The example bash script uses input data from the third CoNet tutorial.
It assumes that it is located in a folder that has two sub-folders "Input" and "Output",
where input files (input matrix and metadata) are located in the input folder and
the output files will be written to the output folder.
Don't forget to give the script execution permission (chmod 755 cooc.sh).
The bash script runs all required network construction steps in one go, that is computation of
initial thresholds, generation of renormalized permutation and bootstrap scores
and final network construction.
The renormalized permutation score computation is the longest step,
it takes around 5 minutes on an 8GB RAM machine.
You can run a first test by setting PERMUT, BOOT and RESTORE to false and
enabling COMPUTE_THRESHOLDS and TEST instead.

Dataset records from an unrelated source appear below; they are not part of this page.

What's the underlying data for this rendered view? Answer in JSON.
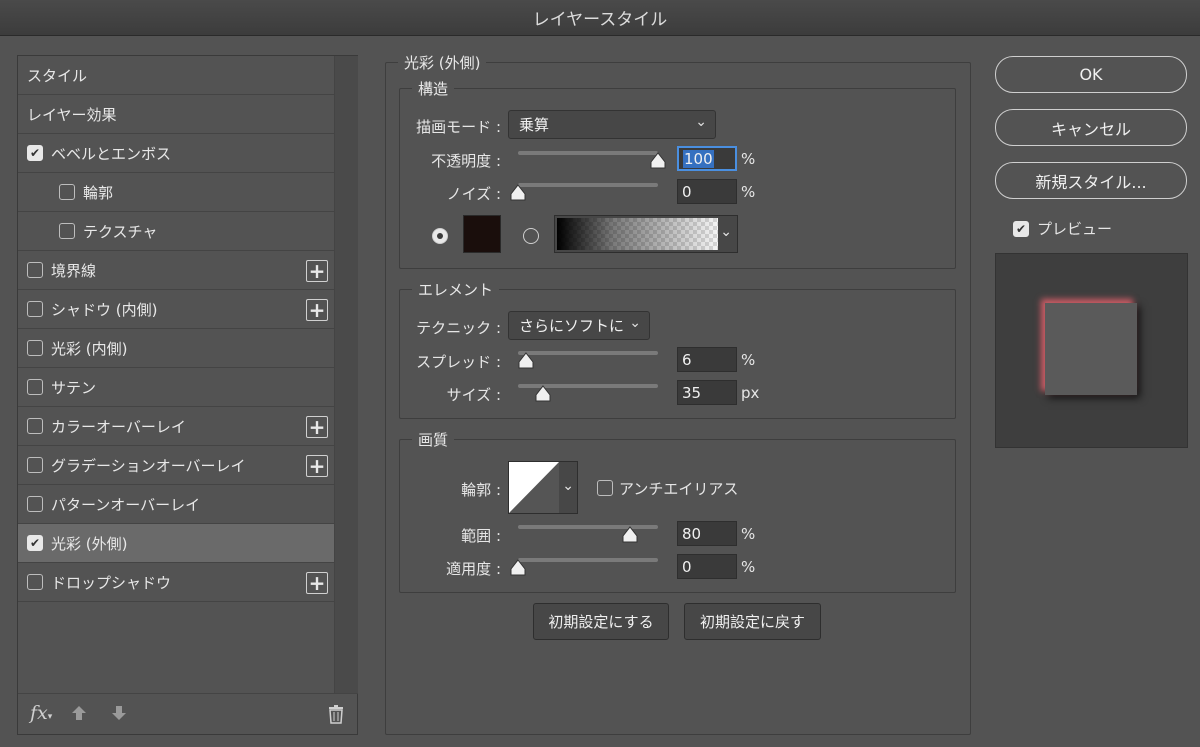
{
  "window": {
    "title": "レイヤースタイル"
  },
  "styles_panel": {
    "items": [
      {
        "label": "スタイル",
        "has_checkbox": false,
        "checked": false,
        "indent": false,
        "has_plus": false,
        "selected": false
      },
      {
        "label": "レイヤー効果",
        "has_checkbox": false,
        "checked": false,
        "indent": false,
        "has_plus": false,
        "selected": false
      },
      {
        "label": "ベベルとエンボス",
        "has_checkbox": true,
        "checked": true,
        "indent": false,
        "has_plus": false,
        "selected": false
      },
      {
        "label": "輪郭",
        "has_checkbox": true,
        "checked": false,
        "indent": true,
        "has_plus": false,
        "selected": false
      },
      {
        "label": "テクスチャ",
        "has_checkbox": true,
        "checked": false,
        "indent": true,
        "has_plus": false,
        "selected": false
      },
      {
        "label": "境界線",
        "has_checkbox": true,
        "checked": false,
        "indent": false,
        "has_plus": true,
        "selected": false
      },
      {
        "label": "シャドウ (内側)",
        "has_checkbox": true,
        "checked": false,
        "indent": false,
        "has_plus": true,
        "selected": false
      },
      {
        "label": "光彩 (内側)",
        "has_checkbox": true,
        "checked": false,
        "indent": false,
        "has_plus": false,
        "selected": false
      },
      {
        "label": "サテン",
        "has_checkbox": true,
        "checked": false,
        "indent": false,
        "has_plus": false,
        "selected": false
      },
      {
        "label": "カラーオーバーレイ",
        "has_checkbox": true,
        "checked": false,
        "indent": false,
        "has_plus": true,
        "selected": false
      },
      {
        "label": "グラデーションオーバーレイ",
        "has_checkbox": true,
        "checked": false,
        "indent": false,
        "has_plus": true,
        "selected": false
      },
      {
        "label": "パターンオーバーレイ",
        "has_checkbox": true,
        "checked": false,
        "indent": false,
        "has_plus": false,
        "selected": false
      },
      {
        "label": "光彩 (外側)",
        "has_checkbox": true,
        "checked": true,
        "indent": false,
        "has_plus": false,
        "selected": true
      },
      {
        "label": "ドロップシャドウ",
        "has_checkbox": true,
        "checked": false,
        "indent": false,
        "has_plus": true,
        "selected": false
      }
    ],
    "footer": {
      "fx_label": "fx"
    }
  },
  "outer_glow": {
    "title": "光彩 (外側)",
    "structure": {
      "legend": "構造",
      "blend_mode_label": "描画モード :",
      "blend_mode_value": "乗算",
      "opacity_label": "不透明度 :",
      "opacity_value": "100",
      "opacity_unit": "%",
      "opacity_fraction": 1.0,
      "noise_label": "ノイズ :",
      "noise_value": "0",
      "noise_unit": "%",
      "noise_fraction": 0.0,
      "color_swatch": "#1a0e0c"
    },
    "elements": {
      "legend": "エレメント",
      "technique_label": "テクニック :",
      "technique_value": "さらにソフトに",
      "spread_label": "スプレッド :",
      "spread_value": "6",
      "spread_unit": "%",
      "spread_fraction": 0.06,
      "size_label": "サイズ :",
      "size_value": "35",
      "size_unit": "px",
      "size_fraction": 0.18
    },
    "quality": {
      "legend": "画質",
      "contour_label": "輪郭 :",
      "antialias_label": "アンチエイリアス",
      "antialias_checked": false,
      "range_label": "範囲 :",
      "range_value": "80",
      "range_unit": "%",
      "range_fraction": 0.8,
      "jitter_label": "適用度 :",
      "jitter_value": "0",
      "jitter_unit": "%",
      "jitter_fraction": 0.0
    },
    "make_default_label": "初期設定にする",
    "reset_default_label": "初期設定に戻す"
  },
  "actions": {
    "ok_label": "OK",
    "cancel_label": "キャンセル",
    "new_style_label": "新規スタイル...",
    "preview_label": "プレビュー",
    "preview_checked": true
  },
  "colors": {
    "preview_glow": "#e6646e",
    "focus_blue": "#4a8fe0"
  }
}
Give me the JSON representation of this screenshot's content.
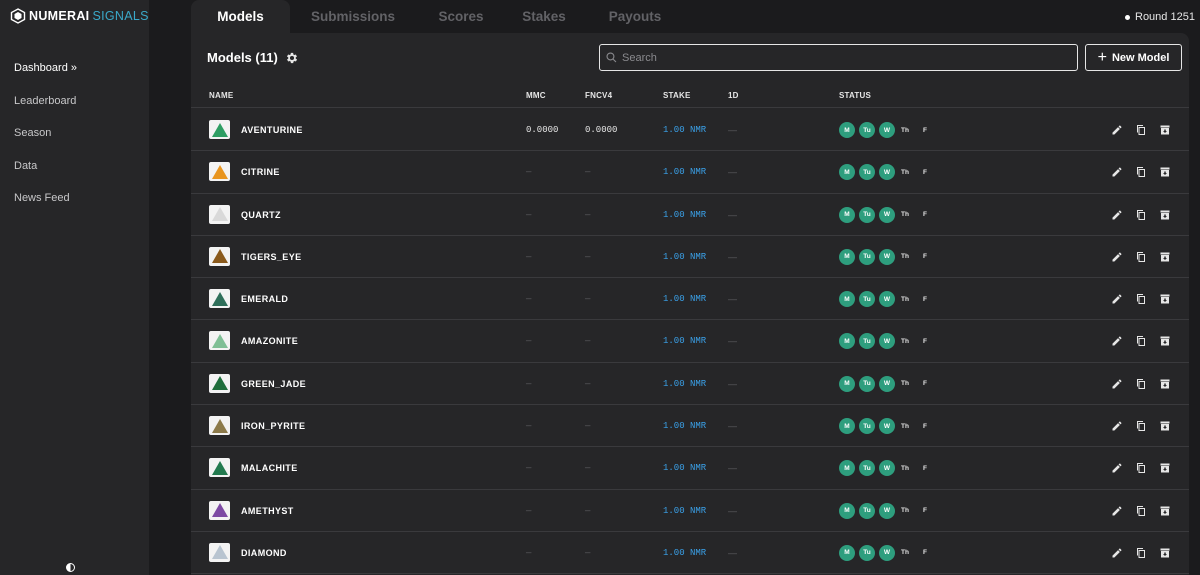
{
  "app": {
    "logo_primary": "NUMERAI",
    "logo_secondary": "SIGNALS",
    "accent_color": "#3aa9c9"
  },
  "sidebar": {
    "items": [
      {
        "label": "Dashboard »",
        "active": true
      },
      {
        "label": "Leaderboard",
        "active": false
      },
      {
        "label": "Season",
        "active": false
      },
      {
        "label": "Data",
        "active": false
      },
      {
        "label": "News Feed",
        "active": false
      }
    ]
  },
  "tabs": [
    {
      "label": "Models",
      "active": true
    },
    {
      "label": "Submissions",
      "active": false
    },
    {
      "label": "Scores",
      "active": false
    },
    {
      "label": "Stakes",
      "active": false
    },
    {
      "label": "Payouts",
      "active": false
    }
  ],
  "round": {
    "label": "Round 1251"
  },
  "panel": {
    "title": "Models (11)",
    "search_placeholder": "Search",
    "new_model_label": "New Model"
  },
  "table": {
    "columns": [
      "NAME",
      "MMC",
      "FNCV4",
      "STAKE",
      "1D",
      "STATUS"
    ],
    "days": [
      "M",
      "Tu",
      "W",
      "Th",
      "F"
    ],
    "active_day_color": "#2e9e7e",
    "rows": [
      {
        "name": "AVENTURINE",
        "mmc": "0.0000",
        "fncv4": "0.0000",
        "stake": "1.00 NMR",
        "d1": "—",
        "gem_color": "#2e9e63"
      },
      {
        "name": "CITRINE",
        "mmc": "—",
        "fncv4": "—",
        "stake": "1.00 NMR",
        "d1": "—",
        "gem_color": "#e8951f"
      },
      {
        "name": "QUARTZ",
        "mmc": "—",
        "fncv4": "—",
        "stake": "1.00 NMR",
        "d1": "—",
        "gem_color": "#d9d9d9"
      },
      {
        "name": "TIGERS_EYE",
        "mmc": "—",
        "fncv4": "—",
        "stake": "1.00 NMR",
        "d1": "—",
        "gem_color": "#8a5a1c"
      },
      {
        "name": "EMERALD",
        "mmc": "—",
        "fncv4": "—",
        "stake": "1.00 NMR",
        "d1": "—",
        "gem_color": "#2f6f5a"
      },
      {
        "name": "AMAZONITE",
        "mmc": "—",
        "fncv4": "—",
        "stake": "1.00 NMR",
        "d1": "—",
        "gem_color": "#7fbf95"
      },
      {
        "name": "GREEN_JADE",
        "mmc": "—",
        "fncv4": "—",
        "stake": "1.00 NMR",
        "d1": "—",
        "gem_color": "#1f6e3b"
      },
      {
        "name": "IRON_PYRITE",
        "mmc": "—",
        "fncv4": "—",
        "stake": "1.00 NMR",
        "d1": "—",
        "gem_color": "#8c7a4a"
      },
      {
        "name": "MALACHITE",
        "mmc": "—",
        "fncv4": "—",
        "stake": "1.00 NMR",
        "d1": "—",
        "gem_color": "#237a4f"
      },
      {
        "name": "AMETHYST",
        "mmc": "—",
        "fncv4": "—",
        "stake": "1.00 NMR",
        "d1": "—",
        "gem_color": "#7d4aa3"
      },
      {
        "name": "DIAMOND",
        "mmc": "—",
        "fncv4": "—",
        "stake": "1.00 NMR",
        "d1": "—",
        "gem_color": "#b8c4d0"
      }
    ]
  }
}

If you want to enable CLUSTER, make sure you have the SGE cluster management system installed.
Then, add required cluster options to the CoNetConfig.txt and CoNetConfigBoot.txt configuration files.
Both configuration files should specify the location of the CoNet jar file (lib_dir and jar_file)
as well as the requested job number (job_num) and memory (memory).
The CoNetConfig.txt configuration file should in addition point to the location of the directory where
temporary permutation score files will be saved (tmp_dir). Likewise, the CoNetConfigBoot.txt configuration
file should point to a different location, where temporary bootstrap score files will be saved.
Note that in case you keep temporary score files (keep_tmpscores=true),
you can restore random score distributions from these files using option --restorefromscorefolder later on.